Il caro energia spaventa la gomma-plastica Unionplast lancia l’allarme.

Il repentino aumento della bolletta energetica, con riflessi su ogni aspetto della produzione, sta spingendo molti fornitori di materie plastiche, additivi e semilavorati ad introdurre sovrapprezzi energetici (surcharge), che si aggiungono ai rincari legati agli aumenti dei costi di materie prime e trasporti.
A seconda dei materiali, questi aumenti possono arrivare fino a 200-300 euro per tonnellata.
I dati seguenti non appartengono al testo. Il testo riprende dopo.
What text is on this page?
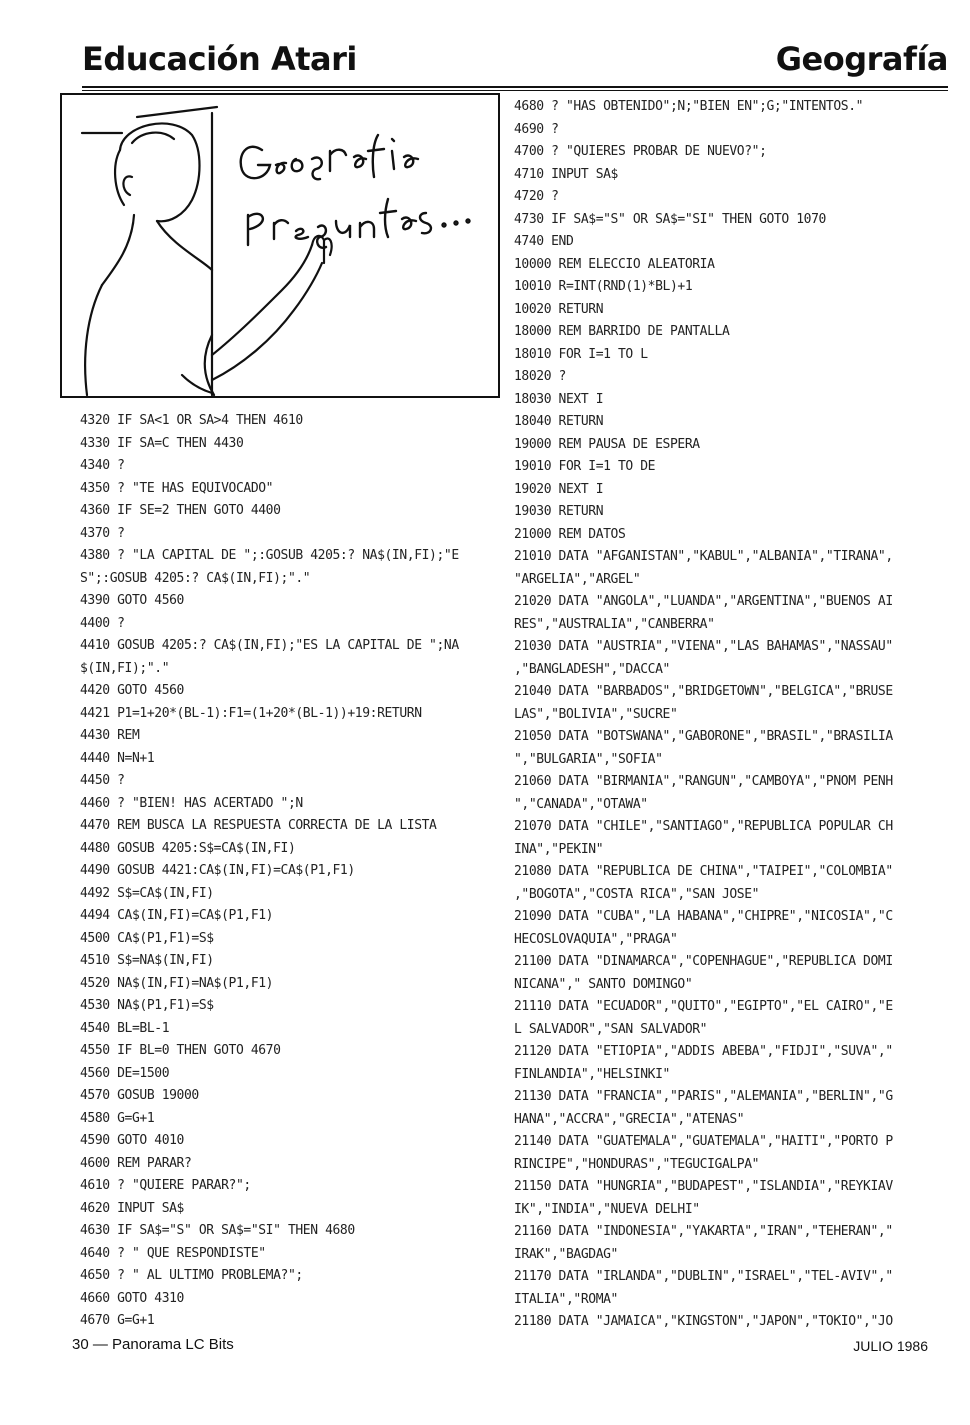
Educación Atari	Geografía
4320 IF SA<1 OR SA>4 THEN 4610
4330 IF SA=C THEN 4430
4340 ?
4350 ? "TE HAS EQUIVOCADO"
4360 IF SE=2 THEN GOTO 4400
4370 ?
4380 ? "LA CAPITAL DE ";:GOSUB 4205:? NA$(IN,FI);"E
S";:GOSUB 4205:? CA$(IN,FI);"."
4390 GOTO 4560
4400 ?
4410 GOSUB 4205:? CA$(IN,FI);"ES LA CAPITAL DE ";NA
$(IN,FI);"."
4420 GOTO 4560
4421 P1=1+20*(BL-1):F1=(1+20*(BL-1))+19:RETURN
4430 REM
4440 N=N+1
4450 ?
4460 ? "BIEN! HAS ACERTADO ";N
4470 REM BUSCA LA RESPUESTA CORRECTA DE LA LISTA
4480 GOSUB 4205:S$=CA$(IN,FI)
4490 GOSUB 4421:CA$(IN,FI)=CA$(P1,F1)
4492 S$=CA$(IN,FI)
4494 CA$(IN,FI)=CA$(P1,F1)
4500 CA$(P1,F1)=S$
4510 S$=NA$(IN,FI)
4520 NA$(IN,FI)=NA$(P1,F1)
4530 NA$(P1,F1)=S$
4540 BL=BL-1
4550 IF BL=0 THEN GOTO 4670
4560 DE=1500
4570 GOSUB 19000
4580 G=G+1
4590 GOTO 4010
4600 REM PARAR?
4610 ? "QUIERE PARAR?";
4620 INPUT SA$
4630 IF SA$="S" OR SA$="SI" THEN 4680
4640 ? " QUE RESPONDISTE"
4650 ? " AL ULTIMO PROBLEMA?";
4660 GOTO 4310
4670 G=G+1
4680 ? "HAS OBTENIDO";N;"BIEN EN";G;"INTENTOS."
4690 ?
4700 ? "QUIERES PROBAR DE NUEVO?";
4710 INPUT SA$
4720 ?
4730 IF SA$="S" OR SA$="SI" THEN GOTO 1070
4740 END
10000 REM ELECCIO ALEATORIA
10010 R=INT(RND(1)*BL)+1
10020 RETURN
18000 REM BARRIDO DE PANTALLA
18010 FOR I=1 TO L
18020 ?
18030 NEXT I
18040 RETURN
19000 REM PAUSA DE ESPERA
19010 FOR I=1 TO DE
19020 NEXT I
19030 RETURN
21000 REM DATOS
21010 DATA "AFGANISTAN","KABUL","ALBANIA","TIRANA",
"ARGELIA","ARGEL"
21020 DATA "ANGOLA","LUANDA","ARGENTINA","BUENOS AI
RES","AUSTRALIA","CANBERRA"
21030 DATA "AUSTRIA","VIENA","LAS BAHAMAS","NASSAU"
,"BANGLADESH","DACCA"
21040 DATA "BARBADOS","BRIDGETOWN","BELGICA","BRUSE
LAS","BOLIVIA","SUCRE"
21050 DATA "BOTSWANA","GABORONE","BRASIL","BRASILIA
","BULGARIA","SOFIA"
21060 DATA "BIRMANIA","RANGUN","CAMBOYA","PNOM PENH
","CANADA","OTAWA"
21070 DATA "CHILE","SANTIAGO","REPUBLICA POPULAR CH
INA","PEKIN"
21080 DATA "REPUBLICA DE CHINA","TAIPEI","COLOMBIA"
,"BOGOTA","COSTA RICA","SAN JOSE"
21090 DATA "CUBA","LA HABANA","CHIPRE","NICOSIA","C
HECOSLOVAQUIA","PRAGA"
21100 DATA "DINAMARCA","COPENHAGUE","REPUBLICA DOMI
NICANA"," SANTO DOMINGO"
21110 DATA "ECUADOR","QUITO","EGIPTO","EL CAIRO","E
L SALVADOR","SAN SALVADOR"
21120 DATA "ETIOPIA","ADDIS ABEBA","FIDJI","SUVA","
FINLANDIA","HELSINKI"
21130 DATA "FRANCIA","PARIS","ALEMANIA","BERLIN","G
HANA","ACCRA","GRECIA","ATENAS"
21140 DATA "GUATEMALA","GUATEMALA","HAITI","PORTO P
RINCIPE","HONDURAS","TEGUCIGALPA"
21150 DATA "HUNGRIA","BUDAPEST","ISLANDIA","REYKIAV
IK","INDIA","NUEVA DELHI"
21160 DATA "INDONESIA","YAKARTA","IRAN","TEHERAN","
IRAK","BAGDAG"
21170 DATA "IRLANDA","DUBLIN","ISRAEL","TEL-AVIV","
ITALIA","ROMA"
21180 DATA "JAMAICA","KINGSTON","JAPON","TOKIO","JO
30 — Panorama LC Bits	JULIO 1986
Una situazione che incomincia a destare preoccupazione tra i trasformatori di materie plastiche e gomma. A lanciare l’allarme è Unionplast, l’associazione di categoria che opera all’interno di Federazione Gomma Plastica: “I rincari energetici sono decisamente oltre ogni aspettativa – afferma il Presidente Marco Bergaglio – e l’industria non ha alternative che nel ribaltarle a valle. Come settore continueremo ad investire in efficienza energetica e in energie rinnovabili, per diminuire i nostri consumi e la nostra dipendenza dalla generazione elettrica fossile e dalla sua volatilità, ma lo possiamo fare solo con la piena collaborazione dei nostri clienti”.

Oltre a comportare maggiori oneri nell’acquisto delle materie prime, l’aumento della bolletta di elettricità e gas incide direttamente anche sui costi di trasformazione, generalmente ad alta intensità energetica. Soprattutto dopo gli investimenti fatti dall’industria negli anni scorsi per ridurre l’impatto ambientale e i consumi attraverso l’elettrificazione dei processi e l’adozione di sistemi di raffreddamento mediante pompe di calore elettriche ad alta efficienza.
“Il livello dei prezzi del Mwh, oltre 4 volte più alto del 2019 – aggiunge Bergaglio -, sta ora mettendo in seria difficoltà le imprese del settore, al culmine di questo processo di efficientamento mediante uso del vettore elettrico, con alcuni settori che hanno un’intensità elettrica vicina al 20% del loro valore aggiunto”.

unionplast costo energia

“Le previsioni sono oggi di grande tensione sul fronte del gas, con pericolo di scarsità nel corso dell’inverno, specie se le temperature saranno sotto media, e dunque con un prezzo dell’energia elettrica che rimarrà particolarmente elevato. Ma anche a medio termine, il prezzo dell’energia resterà elevato; dobbiamo forse abituarci ad un costo energetico molto più elevato che nella prima parte del nuovo millennio”.

Per affrontare la difficile congiuntura energetica, Unioplast chiede al Governo “di porre in essere tutti gli strumenti negoziali, anche in sede UE, per calmierare l’aumento del gas in Europa, per destinare i proventi della CO2 all’abbattimento della bolletta industriale, dopo averlo fatto per quella domestica, e di assicurare ai settori energivori il mantenimento degli attuali livelli di contribuzione alle rinnovabili, senza rivedere la normativa nella particolare situazione attuale di mercato”.